I don't think so, no.
I also feel the same way about documentation.
Now tracking dependencies a partial solution to this: imagine I remove a module from my .cabal file, then "clean" "build" "install". Will Cabal delete the removed-module's .hi (etc.) file?
No.
Can you expand on your squeamishness?
We should not delete files we don't know that we own. We only know we own files we're installing. So we cannot delete anything. Only a package manager can do that because it knows what files belong to the package we're replacing. Of course cabal-install is a package manager of sorts so if it tracked what files belonged to packages it installed then it'd know what files to remove when it replaced packages.
I can feel a proposal for a "--force" relative coming on, something like "--purge-old-crap". :-)
The other problem is that we do not necessarily install all files into one directory. In fact it's not even the default on unix. The various different kinds of files go in different dirs and the user can change any of them.
I'll write up a ticket after your response.
Perhaps I can convince you that the better solution is to get Cabal to provide a way track installed files and for cabal-install to actually do so. Duncan

On 14/04/2008, at 6:36 AM, Duncan Coutts wrote:
On Thu, 2008-04-10 at 11:29 +0700, Peter Gammie wrote:
On 10/04/2008, at 3:57 AM, Duncan Coutts wrote:
On Mon, 2008-04-07 at 18:37 +0700, Peter Gammie wrote:
Just to clarify slightly: "install" is just additive, so any old cruft in the install directories persists if not overwritten. If the package interface hasn't changed, the later "-p" compilation of something else may succeed, but misbehave relative to expectations.
Ah, so same interface but changed semantics.
Yes.
My proposal is that if cabal is going to install something in, e.g.:
~/lib/package/ghc-6.6.1/
that it say:
rm -rf ~/lib/package/ghc-6.6.1/*
first. Surely it is reasonable to say Cabal "owns" that particular directory?
I don't think so, no.
I also feel the same way about documentation.
Now tracking dependencies a partial solution to this: imagine I remove a module from my .cabal file, then "clean" "build" "install". Will Cabal delete the removed-module's .hi (etc.) file?
No.
Can you expand on your squeamishness?
We should not delete files we don't know that we own. We only know we own files we're installing. So we cannot delete anything.
As I said before, I disagree. Directories like ~/lib/package/ghc-6.6.1
are clearly Cabal-directories. (Please insert some $'s to make that
suitably relative). All sorts of gunk piles up in there while
developing. When hacking libs, one really wants "install" to mirror
what one has just built.
Consider this sequence:
Step 1:
configure -p
build
install
Step 2:
<change implementation but not API>
clean
configure
build
install
Now the profiling libs are out of date, Cabal "owned" them before but
not now...
Also consider:
Only a package manager can do that because it knows what files belong to the package we're replacing. Of course cabal-install is a package manager of sorts so if it tracked what files belonged to packages it installed then it'd know what files to remove when it replaced packages.

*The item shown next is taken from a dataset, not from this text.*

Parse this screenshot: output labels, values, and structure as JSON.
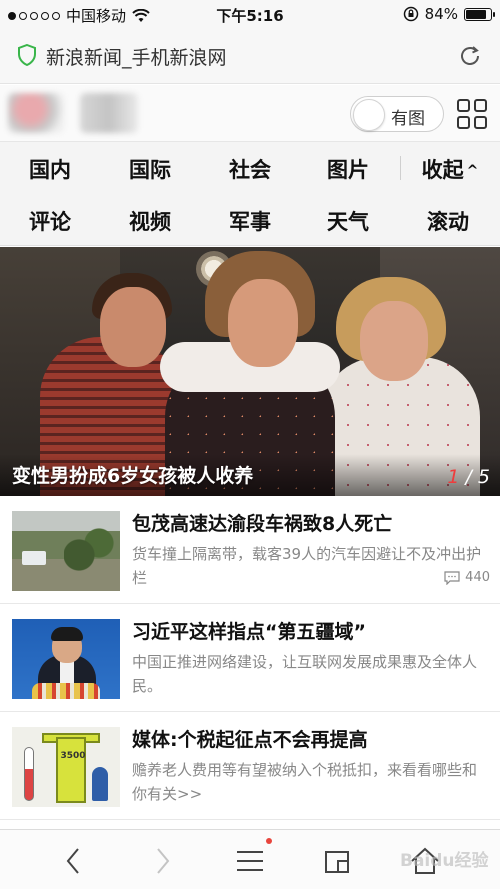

This is a non-solution: I've *changed* what is owned by the package. Is anyone really going to expect Cabal et al not to clobber the library install directory? What if I've already carefully installed a .a file of my own before "install"? I claim this is all so arbitrary that it is better for Cabal to simply throw everything out... the alternative is endless prompts: "do you really want me to clobber this file you don't care about?" or dodgy behaviour in corner cases.

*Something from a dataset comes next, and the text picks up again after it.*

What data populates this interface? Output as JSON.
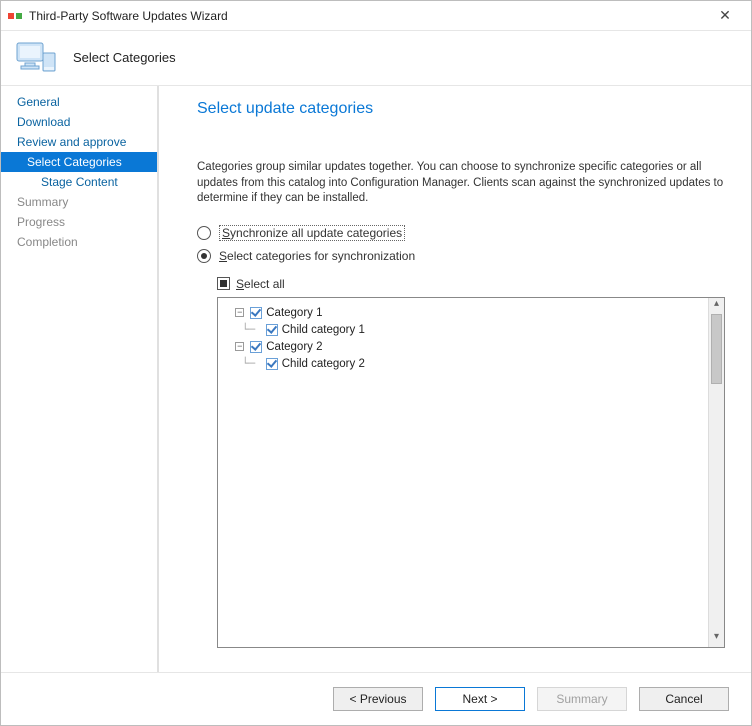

I can feel a proposal for a "--force" relative coming on, something like "--purge-old-crap". :-)
The other problem is that we do not necessarily install all files into one directory. In fact it's not even the default on unix. The various different kinds of files go in different dirs and the user can change any of them.

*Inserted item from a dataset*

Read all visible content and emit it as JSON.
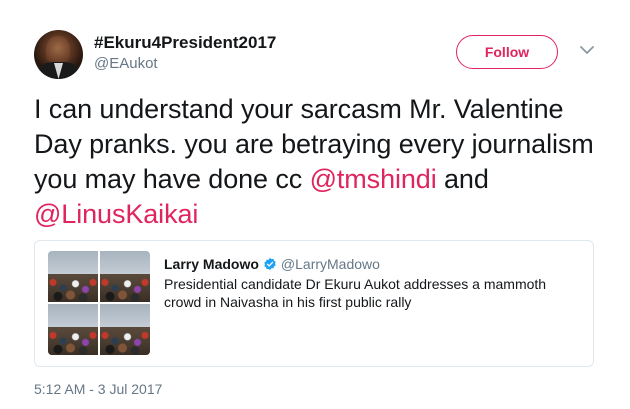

Well, yes and no. I expect all "hi" files to end up in one place, and .a's and so forth. BTW can I really ask Cabal to install a lib into: ~/ and have all files end up there? (i.e. no ghc-6.6.1 etc. subdirs?) If not, we are arguing past each other.
I'll write up a ticket after your response.
Perhaps I can convince you that the better solution is to get Cabal to provide a way track installed files and for cabal-install to actually do so.
Would be nice. You need debian-style "remove using old .cabal" "install using new .cabal" persistence though, in case the .cabal has changed. cheers peter

On Mon, 2008-04-14 at 16:08 +0700, Peter Gammie wrote:
Can you expand on your squeamishness?
We should not delete files we don't know that we own. We only know we own files we're installing. So we cannot delete anything.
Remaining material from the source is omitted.